The many twists and turns in the school buildings fiasco (many of which have been ably exposed by Ed Balls) seem to point to a major flaw at the heart of the coalition's approach to government: a failure to bother themselves sufficiently with the details and a wish covertly to continue in opposition rather than accepting the trials and tribulations of government.
The wholly unfair Sunday briefings against Tim Byles, an able leader of Partnership for Schools who pushed the capital programme back into shape, suggests an ugly tendency among some in government towards smears and childish oppositionism. But the fact is that whatever capital programme emerges to replace Building Schools for the Future will need someone to run it and keep the costs in check, and that expertise does not exist within the Department for Education, nor is it easy to find outside it.

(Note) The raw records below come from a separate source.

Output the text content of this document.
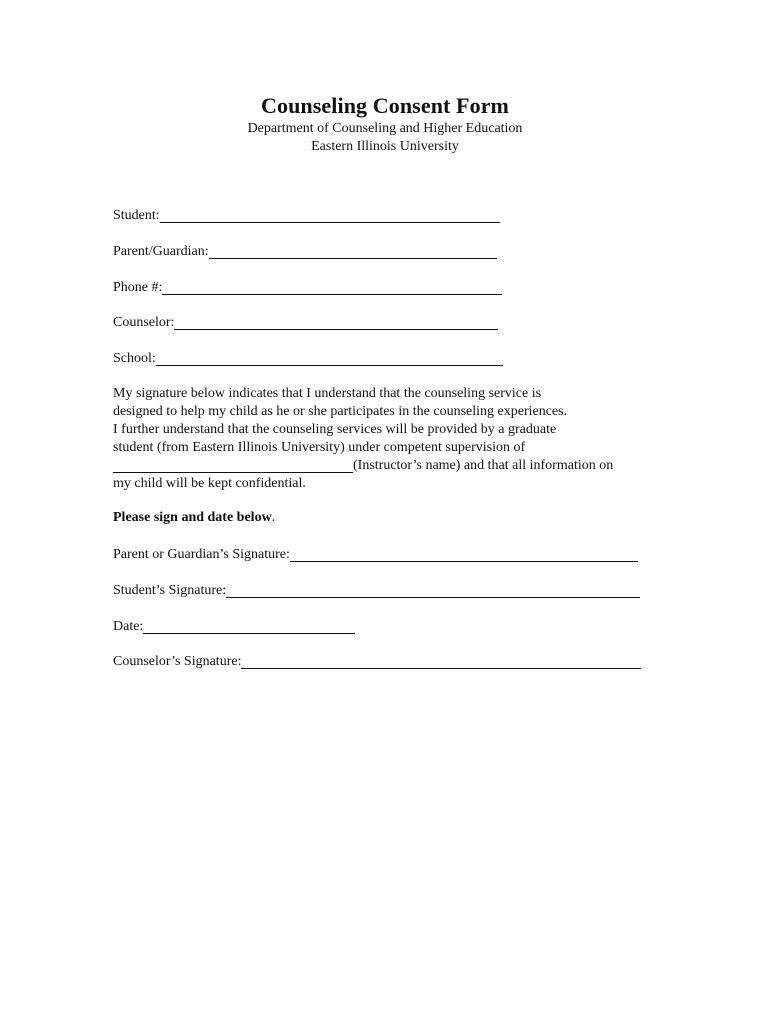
Counseling Consent Form
Department of Counseling and Higher Education
Eastern Illinois University
Student:
Parent/Guardian:
Phone #:
Counselor:
School:
My signature below indicates that I understand that the counseling service is
designed to help my child as he or she participates in the counseling experiences.
I further understand that the counseling services will be provided by a graduate
student (from Eastern Illinois University) under competent supervision of
(Instructor’s name) and that all information on
my child will be kept confidential.
Please sign and date below.
Parent or Guardian’s Signature:
Student’s Signature:
Date:
Counselor’s Signature:
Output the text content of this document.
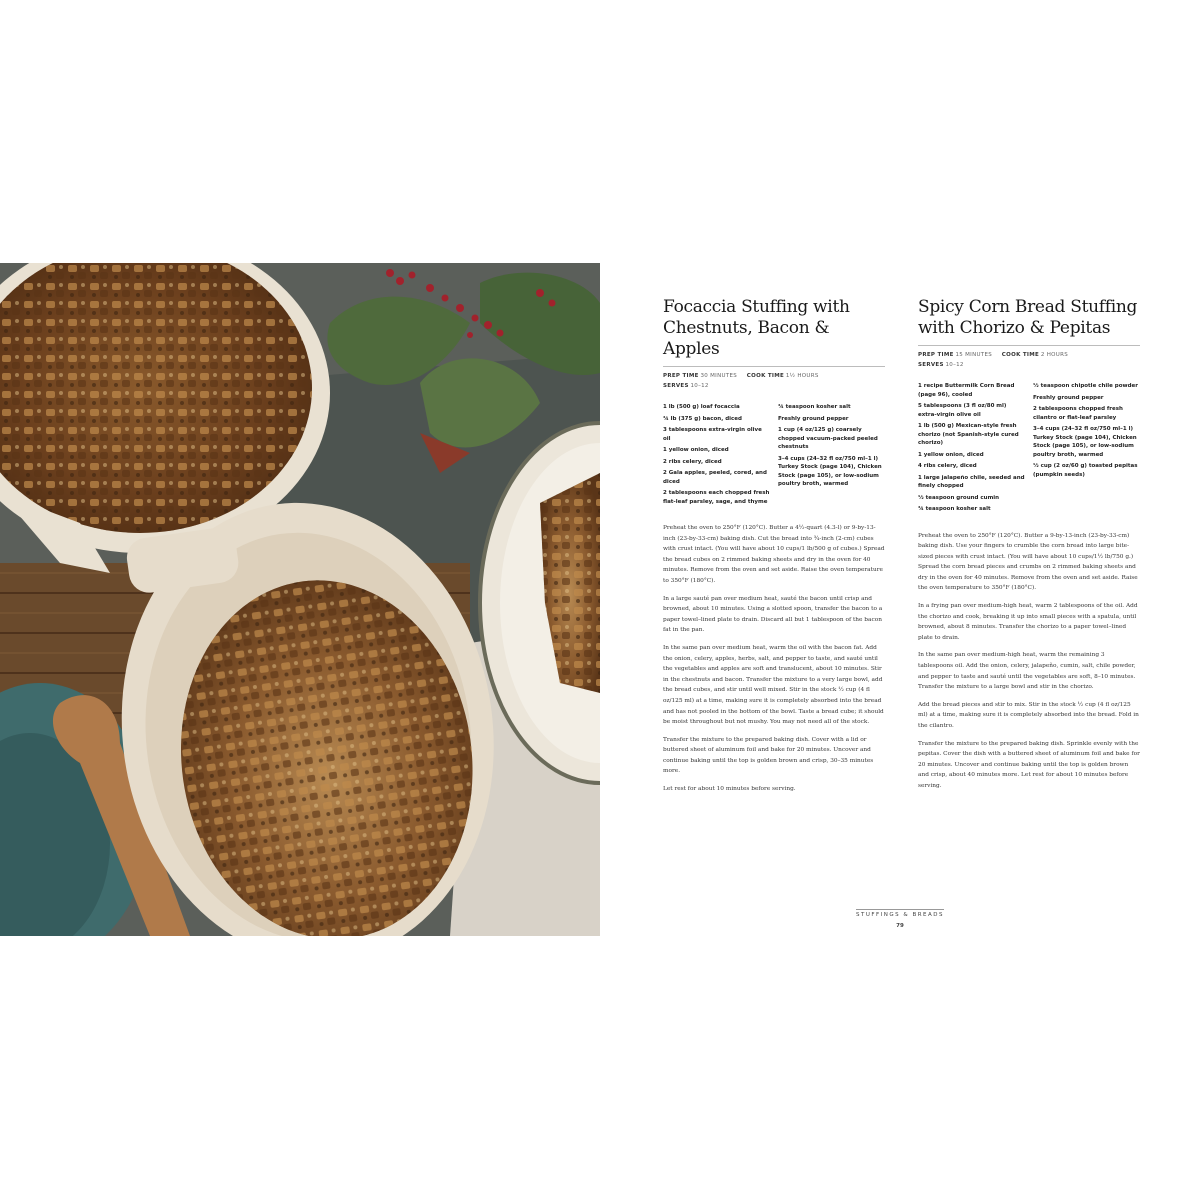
Focaccia Stuffing with Chestnuts, Bacon & Apples
PREP TIME 30 MINUTES COOK TIME 1½ HOURS
SERVES 10–12
1 lb (500 g) loaf focaccia
¾ lb (375 g) bacon, diced
3 tablespoons extra-virgin olive oil
1 yellow onion, diced
2 ribs celery, diced
2 Gala apples, peeled, cored, and diced
2 tablespoons each chopped fresh flat-leaf parsley, sage, and thyme
¾ teaspoon kosher salt
Freshly ground pepper
1 cup (4 oz/125 g) coarsely chopped vacuum-packed peeled chestnuts
3–4 cups (24–32 fl oz/750 ml–1 l) Turkey Stock (page 104), Chicken Stock (page 105), or low-sodium poultry broth, warmed

Preheat the oven to 250°F (120°C). Butter a 4½-quart (4.3-l) or 9-by-13-inch (23-by-33-cm) baking dish. Cut the bread into ¾-inch (2-cm) cubes with crust intact. (You will have about 10 cups/1 lb/500 g of cubes.) Spread the bread cubes on 2 rimmed baking sheets and dry in the oven for 40 minutes. Remove from the oven and set aside. Raise the oven temperature to 350°F (180°C).

In a large sauté pan over medium heat, sauté the bacon until crisp and browned, about 10 minutes. Using a slotted spoon, transfer the bacon to a paper towel–lined plate to drain. Discard all but 1 tablespoon of the bacon fat in the pan.

In the same pan over medium heat, warm the oil with the bacon fat. Add the onion, celery, apples, herbs, salt, and pepper to taste, and sauté until the vegetables and apples are soft and translucent, about 10 minutes. Stir in the chestnuts and bacon. Transfer the mixture to a very large bowl, add the bread cubes, and stir until well mixed. Stir in the stock ½ cup (4 fl oz/125 ml) at a time, making sure it is completely absorbed into the bread and has not pooled in the bottom of the bowl. Taste a bread cube; it should be moist throughout but not mushy. You may not need all of the stock.

Transfer the mixture to the prepared baking dish. Cover with a lid or buttered sheet of aluminum foil and bake for 20 minutes. Uncover and continue baking until the top is golden brown and crisp, 30–35 minutes more.

Let rest for about 10 minutes before serving.

Spicy Corn Bread Stuffing with Chorizo & Pepitas
PREP TIME 15 MINUTES COOK TIME 2 HOURS
SERVES 10–12
1 recipe Buttermilk Corn Bread (page 96), cooled
5 tablespoons (3 fl oz/80 ml) extra-virgin olive oil
1 lb (500 g) Mexican-style fresh chorizo (not Spanish-style cured chorizo)
1 yellow onion, diced
4 ribs celery, diced
1 large jalapeño chile, seeded and finely chopped
½ teaspoon ground cumin
¾ teaspoon kosher salt
½ teaspoon chipotle chile powder
Freshly ground pepper
2 tablespoons chopped fresh cilantro or flat-leaf parsley
3–4 cups (24–32 fl oz/750 ml–1 l) Turkey Stock (page 104), Chicken Stock (page 105), or low-sodium poultry broth, warmed
½ cup (2 oz/60 g) toasted pepitas (pumpkin seeds)

Preheat the oven to 250°F (120°C). Butter a 9-by-13-inch (23-by-33-cm) baking dish. Use your fingers to crumble the corn bread into large bite-sized pieces with crust intact. (You will have about 10 cups/1½ lb/750 g.) Spread the corn bread pieces and crumbs on 2 rimmed baking sheets and dry in the oven for 40 minutes. Remove from the oven and set aside. Raise the oven temperature to 350°F (180°C).

In a frying pan over medium-high heat, warm 2 tablespoons of the oil. Add the chorizo and cook, breaking it up into small pieces with a spatula, until browned, about 8 minutes. Transfer the chorizo to a paper towel–lined plate to drain.

In the same pan over medium-high heat, warm the remaining 3 tablespoons oil. Add the onion, celery, jalapeño, cumin, salt, chile powder, and pepper to taste and sauté until the vegetables are soft, 8–10 minutes. Transfer the mixture to a large bowl and stir in the chorizo.

Add the bread pieces and stir to mix. Stir in the stock ½ cup (4 fl oz/125 ml) at a time, making sure it is completely absorbed into the bread. Fold in the cilantro.

Transfer the mixture to the prepared baking dish. Sprinkle evenly with the pepitas. Cover the dish with a buttered sheet of aluminum foil and bake for 20 minutes. Uncover and continue baking until the top is golden brown and crisp, about 40 minutes more. Let rest for about 10 minutes before serving.

STUFFINGS & BREADS
79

Michael Gove has deservedly been praised for his willingness publicly to accept responsibility for last week's fiasco; one must hope that he can equally publicly disown the trashing of Byles and PFS, and put a stop to similar such briefings.
The lesson that he - and his fellow ministers - should draw from last week's affair is that they need to look in much greater detail at the implications of decisions, and recognise that the simple slogans of opposition do not always easily translate into the effective policy of government. That is not to say that the ministers should accept everything they are told by the civil servants, especially where their advice could scupper the coalition's radical reforms; rather it is to recognise that without proper checks, without a recognition of the delivery mechanisms and agencies needed to effect policy, and without a clear message, the government will come seriously unstuck.
Civitas has rightly drawn attention to the likely three year setback that will result from a rapid rush to GP commissioning, a view largely echoed by the excellent Chris Ham from the Kings Fund on Today this morning. And the idea that the independent Food Standards Agency should simply be absorbed into the DoH beggars belief. Here are two accidents waiting to happen. And they won't be the only ones unless ministers recognise that they need to take charge and get behind the important details, rather than operating like a permanent opposition.
It may be boring, it is certainly time-consuming, but without greater focus on details the coalition will not last nearly as long as many people think.